7. Create an alias in .bashrc
-
To create an alias in
.bashrc:alias squeue='squeue -o "%.8i %.9P %.8j %.5u %.5a %.5t %.16V %.16S %.16M %.16L %.16e %.2D %.4C %.13q %R %f"'
8. Job efficiency analysis
-
To get JobIDs (adjust the date as needed):
sacct -u $USER --format=JobID,state --starttime=2025-01-01 --noheader | grep COMPLETED | egrep -v ".0|bat|ext" | awk '{print $1}' > job_$USER.out -
To analyze job efficiency once you have the list in
job_$USER.out:for i in $(cat job_$USER.out); do seff $i; done | egrep "Job ID|CPU Efficiency|Memory Efficiency" > seff_$USER.out
Note: $USER is predefined and corresponds to your eXplor user ID.

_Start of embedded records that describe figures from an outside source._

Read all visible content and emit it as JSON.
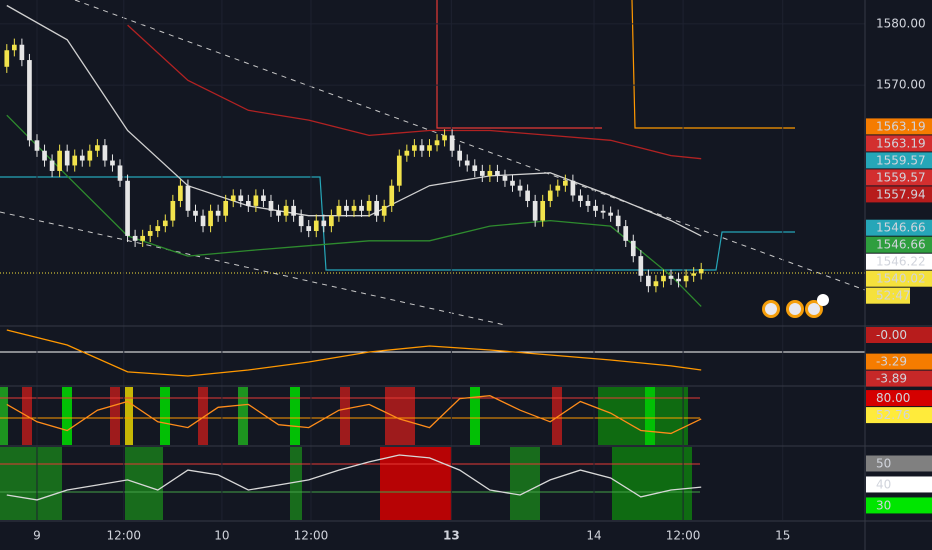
{
  "chart_data": [
    {
      "type": "candlestick",
      "x": [
        -4,
        -3,
        -2,
        -1,
        0,
        1,
        2,
        3,
        4,
        5,
        6,
        7,
        8,
        9,
        10,
        11,
        12,
        13,
        14,
        15,
        16,
        17,
        18,
        19,
        20,
        21,
        22,
        23,
        24,
        25,
        26,
        27,
        28,
        29,
        30,
        31,
        32,
        33,
        34,
        35,
        36,
        37,
        38,
        39,
        40,
        41,
        42,
        43,
        44,
        45,
        46,
        47,
        48,
        49,
        50,
        51,
        52,
        53,
        54,
        55,
        56,
        57,
        58,
        59,
        60,
        61,
        62,
        63,
        64,
        65,
        66,
        67,
        68,
        69,
        70,
        71,
        72,
        73,
        74,
        75,
        76,
        77,
        78,
        79,
        80,
        81,
        82,
        83,
        84,
        85,
        86,
        87,
        88
      ],
      "open": [
        1573,
        1575.7,
        1576.6,
        1574.1,
        1561,
        1559.3,
        1557.7,
        1556,
        1559.3,
        1556.9,
        1558.5,
        1557.7,
        1559.3,
        1560.2,
        1557.7,
        1556.9,
        1554.4,
        1545.4,
        1544.6,
        1545.4,
        1546.2,
        1547,
        1547.9,
        1551.1,
        1553.6,
        1549.5,
        1548.7,
        1547,
        1549.5,
        1548.7,
        1551.1,
        1552,
        1551.1,
        1550.3,
        1552,
        1551.1,
        1549.5,
        1548.7,
        1550.3,
        1548.7,
        1547,
        1546.2,
        1547.9,
        1547,
        1548.7,
        1550.3,
        1549.5,
        1550.3,
        1549.5,
        1551.1,
        1548.7,
        1550.3,
        1553.6,
        1558.5,
        1559.3,
        1560.2,
        1559.3,
        1560.2,
        1561,
        1561.8,
        1559.3,
        1557.7,
        1556.9,
        1556,
        1555.2,
        1556,
        1555.2,
        1554.4,
        1553.6,
        1552.8,
        1551.1,
        1547.9,
        1551.1,
        1552.8,
        1553.6,
        1554.4,
        1552,
        1551.1,
        1550.3,
        1549.5,
        1549.2,
        1548.7,
        1547,
        1544.6,
        1542.1,
        1538.9,
        1537.2,
        1538,
        1538.9,
        1538.4,
        1538,
        1538.9,
        1539.3
      ],
      "high": [
        1576.7,
        1577.6,
        1577.6,
        1575.1,
        1562,
        1560.3,
        1558.7,
        1560.3,
        1560.3,
        1559.5,
        1559.5,
        1560.3,
        1561.2,
        1561.2,
        1558.7,
        1557.9,
        1555.4,
        1546.4,
        1546.4,
        1547.2,
        1548,
        1548.9,
        1552.1,
        1554.6,
        1554.6,
        1550.5,
        1549.7,
        1550.5,
        1550.5,
        1552.1,
        1553,
        1553,
        1552.1,
        1553,
        1553,
        1552.1,
        1550.5,
        1551.3,
        1551.3,
        1549.7,
        1548,
        1548.9,
        1548.9,
        1549.7,
        1551.3,
        1551.3,
        1551.3,
        1551.3,
        1552.1,
        1552.1,
        1551.3,
        1554.6,
        1559.5,
        1560.3,
        1561.2,
        1561.2,
        1561.2,
        1562,
        1562.8,
        1562.8,
        1560.3,
        1558.7,
        1557.9,
        1557,
        1557,
        1557,
        1556.2,
        1555.4,
        1554.6,
        1553.8,
        1552.1,
        1552.1,
        1553.8,
        1554.6,
        1555.4,
        1555.4,
        1553,
        1552.1,
        1551.3,
        1550.5,
        1550.2,
        1549.7,
        1548,
        1545.6,
        1543.1,
        1539.9,
        1539,
        1539.9,
        1539.9,
        1539.4,
        1539.9,
        1540.3,
        1541
      ],
      "low": [
        1572,
        1574.7,
        1573.1,
        1560,
        1558.3,
        1556.7,
        1555,
        1555,
        1555.9,
        1555.9,
        1556.7,
        1556.7,
        1558.3,
        1556.7,
        1555.9,
        1553.4,
        1544.4,
        1543.6,
        1543.6,
        1544.4,
        1545.2,
        1546,
        1546.9,
        1550.1,
        1548.5,
        1547.7,
        1546,
        1546,
        1547.7,
        1547.7,
        1550.1,
        1550.1,
        1549.3,
        1549.3,
        1550.1,
        1548.5,
        1547.7,
        1547.7,
        1547.7,
        1546,
        1545.2,
        1545.2,
        1546,
        1546,
        1547.7,
        1548.5,
        1548.5,
        1548.5,
        1548.5,
        1547.7,
        1547.7,
        1549.3,
        1552.6,
        1557.5,
        1558.3,
        1558.3,
        1558.3,
        1559.2,
        1560,
        1558.3,
        1556.7,
        1555.9,
        1555,
        1554.2,
        1554.2,
        1554.2,
        1553.4,
        1552.6,
        1551.8,
        1550.1,
        1546.9,
        1546.9,
        1550.1,
        1551.8,
        1552.6,
        1551,
        1550.1,
        1549.3,
        1548.5,
        1548.2,
        1547.7,
        1546,
        1543.6,
        1541.1,
        1537.9,
        1536.2,
        1536.2,
        1537,
        1537.4,
        1537,
        1537,
        1537.9,
        1538.3
      ],
      "close": [
        1575.7,
        1576.6,
        1574.1,
        1561,
        1559.3,
        1557.7,
        1556,
        1559.3,
        1556.9,
        1558.5,
        1557.7,
        1559.3,
        1560.2,
        1557.7,
        1556.9,
        1554.4,
        1545.4,
        1544.6,
        1545.4,
        1546.2,
        1547,
        1547.9,
        1551.1,
        1553.6,
        1549.5,
        1548.7,
        1547,
        1549.5,
        1548.7,
        1551.1,
        1552,
        1551.1,
        1550.3,
        1552,
        1551.1,
        1549.5,
        1548.7,
        1550.3,
        1548.7,
        1547,
        1546.2,
        1547.9,
        1547,
        1548.7,
        1550.3,
        1549.5,
        1550.3,
        1549.5,
        1551.1,
        1548.7,
        1550.3,
        1553.6,
        1558.5,
        1559.3,
        1560.2,
        1559.3,
        1560.2,
        1561,
        1561.8,
        1559.3,
        1557.7,
        1556.9,
        1556,
        1555.2,
        1556,
        1555.2,
        1554.4,
        1553.6,
        1552.8,
        1551.1,
        1547.9,
        1551.1,
        1552.8,
        1553.6,
        1554.4,
        1552,
        1551.1,
        1550.3,
        1549.5,
        1549.2,
        1548.7,
        1547,
        1544.6,
        1542.1,
        1538.9,
        1537.2,
        1538,
        1538.9,
        1538.4,
        1538,
        1538.9,
        1539.3,
        1540
      ],
      "up_color": "#f2e34c",
      "down_color": "#e6e6e6",
      "series": [
        {
          "color": "#d0d0d0",
          "x": [
            -4,
            4,
            12,
            20,
            28,
            36,
            44,
            52,
            60,
            68,
            76,
            84,
            88
          ],
          "values": [
            1583,
            1577.4,
            1562.6,
            1553.6,
            1550.3,
            1548.7,
            1548.7,
            1553.6,
            1555.2,
            1555.7,
            1552,
            1547.9,
            1545.4
          ]
        },
        {
          "color": "#b22222",
          "x": [
            12,
            20,
            28,
            36,
            44,
            52,
            60,
            68,
            76,
            84,
            88
          ],
          "values": [
            1579.8,
            1570.8,
            1565.9,
            1564.3,
            1561.8,
            1562.6,
            1562.6,
            1561.8,
            1561,
            1558.5,
            1558
          ]
        },
        {
          "color": "#2e8b2e",
          "x": [
            -4,
            4,
            12,
            20,
            28,
            36,
            44,
            52,
            60,
            68,
            76,
            84,
            88
          ],
          "values": [
            1565.1,
            1555.2,
            1545.4,
            1542.1,
            1543,
            1543.8,
            1544.6,
            1544.6,
            1547,
            1547.9,
            1547,
            1538.9,
            1533.9
          ]
        }
      ],
      "xlim": [
        -4.9,
        109.7
      ],
      "xticks": [
        {
          "value": 0,
          "label": "9"
        },
        {
          "value": 11.5,
          "label": "12:00"
        },
        {
          "value": 24.5,
          "label": "10"
        },
        {
          "value": 36.3,
          "label": "12:00"
        },
        {
          "value": 54.9,
          "label": "13"
        },
        {
          "value": 73.8,
          "label": "14"
        },
        {
          "value": 85.6,
          "label": "12:00"
        },
        {
          "value": 98.8,
          "label": "15"
        }
      ],
      "ylim": [
        1530.7,
        1583.9
      ],
      "yticks": [
        {
          "value": 1570,
          "label": "1570.00"
        },
        {
          "value": 1580,
          "label": "1580.00"
        }
      ],
      "grid": true,
      "price_tags": [
        {
          "value": 1563.19,
          "color": "#f57c00"
        },
        {
          "value": 1563.19,
          "color": "#d32f2f"
        },
        {
          "value": 1559.57,
          "color": "#26a6b8"
        },
        {
          "value": 1559.57,
          "color": "#d32f2f"
        },
        {
          "value": 1557.94,
          "color": "#b71c1c"
        },
        {
          "value": 1546.66,
          "color": "#26a6b8"
        },
        {
          "value": 1546.66,
          "color": "#2e9e3e"
        },
        {
          "value": 1546.22,
          "color": "#ffffff"
        },
        {
          "value": 1540.02,
          "color": "#f5e13c"
        }
      ],
      "countdown": "52:47"
    },
    {
      "type": "line",
      "x": [
        -4,
        4,
        12,
        20,
        28,
        36,
        44,
        52,
        60,
        68,
        76,
        84,
        88
      ],
      "series": [
        {
          "color": "#ff9800",
          "values": [
            -0.19,
            -1.64,
            -4.24,
            -4.63,
            -4.05,
            -3.28,
            -2.31,
            -1.73,
            -2.12,
            -2.6,
            -3.09,
            -3.66,
            -4.05
          ]
        }
      ],
      "ylim": [
        -5.5,
        0.1
      ],
      "price_tags": [
        {
          "value": 0,
          "label": "-0.00",
          "color": "#b71c1c"
        },
        {
          "value": -3.29,
          "color": "#f57c00"
        },
        {
          "value": -3.89,
          "color": "#c62828"
        }
      ]
    },
    {
      "type": "line",
      "x": [
        -4,
        0,
        4,
        8,
        12,
        16,
        20,
        24,
        28,
        32,
        36,
        40,
        44,
        48,
        52,
        56,
        60,
        64,
        68,
        72,
        76,
        80,
        84,
        88
      ],
      "series": [
        {
          "color": "#ff8c1a",
          "values": [
            70,
            40,
            25,
            60,
            75,
            40,
            30,
            65,
            70,
            35,
            30,
            60,
            70,
            45,
            30,
            80,
            85,
            60,
            40,
            75,
            55,
            25,
            20,
            45
          ]
        }
      ],
      "ylim": [
        0,
        100
      ],
      "price_tags": [
        {
          "value": 80,
          "label": "80.00",
          "color": "#d50000"
        },
        {
          "value": 52.76,
          "color": "#ffeb3b"
        }
      ]
    },
    {
      "type": "line",
      "x": [
        -4,
        0,
        4,
        8,
        12,
        16,
        20,
        24,
        28,
        32,
        36,
        40,
        44,
        48,
        52,
        56,
        60,
        64,
        68,
        72,
        76,
        80,
        84,
        88
      ],
      "series": [
        {
          "color": "#d8d8d8",
          "values": [
            35.2,
            32.9,
            37.6,
            40,
            42.4,
            37.6,
            47.1,
            44.8,
            37.6,
            40,
            42.4,
            47.1,
            51,
            54.3,
            52.9,
            47.1,
            37.6,
            35.2,
            42.4,
            47.1,
            43.3,
            34.3,
            37.6,
            39
          ]
        }
      ],
      "ylim": [
        23.3,
        58.1
      ],
      "price_tags": [
        {
          "value": 50,
          "color": "#808080"
        },
        {
          "value": 40,
          "color": "#ffffff"
        },
        {
          "value": 30,
          "color": "#00e600"
        }
      ]
    }
  ]
}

Monitoring resource usage (CPU and memory) on nodes where the job is running
To use these commands, first connect to the node where your job is running with:
ssh <node-identifier>
9. Monitor cluster usage and node status
- To monitor the cluster use:
sinfo,sinfo -Nel,qstat -q. - To adjust allocated resources, use tools like
top,htopornvidia-smi.
10. Command to report CPU usage
mpstat -P ALL
Example output
[login@vm-projet ~]$ ssh cnh01
[login@cnh01 ~]$ mpstat -P ALL
Linux 3.10.0-327.el7.x86_64 (cnh01.prod.explor) 03/10/2025 _x86_64_ (8 CPU)

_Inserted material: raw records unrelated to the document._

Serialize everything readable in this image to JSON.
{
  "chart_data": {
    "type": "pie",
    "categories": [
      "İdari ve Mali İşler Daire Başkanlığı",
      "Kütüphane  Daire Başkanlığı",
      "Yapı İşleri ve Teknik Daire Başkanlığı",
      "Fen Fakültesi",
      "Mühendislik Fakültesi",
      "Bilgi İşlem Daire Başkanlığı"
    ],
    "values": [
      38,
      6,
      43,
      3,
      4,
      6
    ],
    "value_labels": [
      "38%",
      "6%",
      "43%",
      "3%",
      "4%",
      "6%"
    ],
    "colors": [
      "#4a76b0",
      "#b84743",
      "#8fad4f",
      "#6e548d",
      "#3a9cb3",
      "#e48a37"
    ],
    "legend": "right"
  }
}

09:45:00 PM CPU %usr %nice %sys %iowait %irq %soft %steal %guest %gnice %idle
09:45:00 PM all 93.47 0.00 2.21 0.00 0.00 1.37 0.00 0.00 0.00 2.95
09:45:00 PM 0 88.91 0.00 3.31 0.00 0.00 2.71 0.00 0.00 0.00 5.07
09:45:00 PM 1 97.05 0.00 1.23 0.00 0.00 0.01 0.00 0.00 0.00 1.71
09:45:00 PM 2 89.50 0.00 3.24 0.00 0.00 2.99 0.00 0.00 0.00 4.27
09:45:00 PM 3 97.32 0.00 1.21 0.00 0.00 0.00 0.00 0.00 0.00 1.47
09:45:00 PM 4 90.01 0.00 3.24 0.00 0.00 2.51 0.00 0.00 0.00 4.23
09:45:00 PM 5 97.46 0.00 1.15 0.00 0.00 0.00 0.00 0.00 0.00 1.38
09:45:00 PM 6 90.03 0.00 3.10 0.00 0.00 2.75 0.00 0.00 0.00 4.12
09:45:00 PM 7 97.45 0.00 1.18 0.00 0.00 0.00 0.00 0.00 0.00 1.36
When you run `mpstat -P ALL` you'll typically see these columns:
- CPU: The CPU number (or "all" for the average across all CPUs).

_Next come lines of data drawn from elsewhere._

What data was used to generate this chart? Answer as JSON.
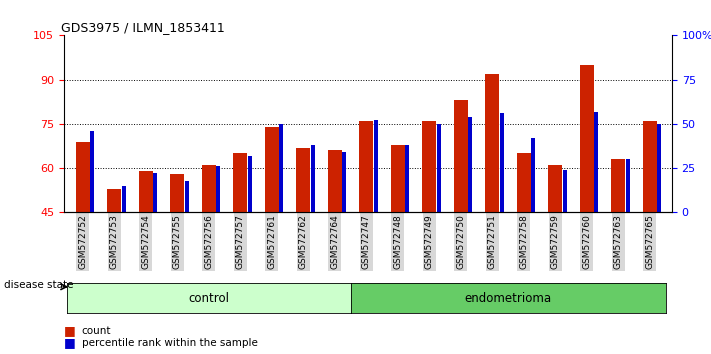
{
  "title": "GDS3975 / ILMN_1853411",
  "samples": [
    "GSM572752",
    "GSM572753",
    "GSM572754",
    "GSM572755",
    "GSM572756",
    "GSM572757",
    "GSM572761",
    "GSM572762",
    "GSM572764",
    "GSM572747",
    "GSM572748",
    "GSM572749",
    "GSM572750",
    "GSM572751",
    "GSM572758",
    "GSM572759",
    "GSM572760",
    "GSM572763",
    "GSM572765"
  ],
  "count_values": [
    69,
    53,
    59,
    58,
    61,
    65,
    74,
    67,
    66,
    76,
    68,
    76,
    83,
    92,
    65,
    61,
    95,
    63,
    76
  ],
  "percentile_values": [
    46,
    15,
    22,
    18,
    26,
    32,
    50,
    38,
    34,
    52,
    38,
    50,
    54,
    56,
    42,
    24,
    57,
    30,
    50
  ],
  "groups": [
    "control",
    "control",
    "control",
    "control",
    "control",
    "control",
    "control",
    "control",
    "control",
    "endometrioma",
    "endometrioma",
    "endometrioma",
    "endometrioma",
    "endometrioma",
    "endometrioma",
    "endometrioma",
    "endometrioma",
    "endometrioma",
    "endometrioma"
  ],
  "control_color": "#ccffcc",
  "endometrioma_color": "#66cc66",
  "bar_color_red": "#cc2200",
  "bar_color_blue": "#0000cc",
  "ylim_left": [
    45,
    105
  ],
  "ylim_right": [
    0,
    100
  ],
  "yticks_left": [
    45,
    60,
    75,
    90,
    105
  ],
  "yticks_right": [
    0,
    25,
    50,
    75,
    100
  ],
  "ytick_labels_right": [
    "0",
    "25",
    "50",
    "75",
    "100%"
  ],
  "grid_lines": [
    60,
    75,
    90
  ],
  "background_color": "#ffffff",
  "plot_bg_color": "#ffffff",
  "xtick_bg_color": "#d8d8d8",
  "red_bar_width": 0.45,
  "blue_bar_width": 0.12
}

- %usr: Percentage of CPU utilization that occurred while executing at the user level (applications).
- %nice: Percentage of CPU utilization that occurred while executing at the user level with "nice" priority.
- %sys: Percentage of CPU utilization that occurred while executing at the system level (kernel).
- %iowait: Percentage of time the CPU(s) were idle while the system had outstanding disk I/O requests.
- %irq: Percentage of time spent handling hardware interrupts.
- %soft: Percentage of time spent handling software interrupts.
- %steal: Percentage of time a virtual CPU waits for the real CPU while the hypervisor services another virtual processor.
- %guest: Percentage of time spent running a virtual CPU for guest operating systems.
- %gnice: Percentage of time spent running a guest with "nice" priority.
- %idle: Percentage of time the CPU was idle and the system had no outstanding disk I/O requests.
Reminder
You have access to the node only when you have a running job.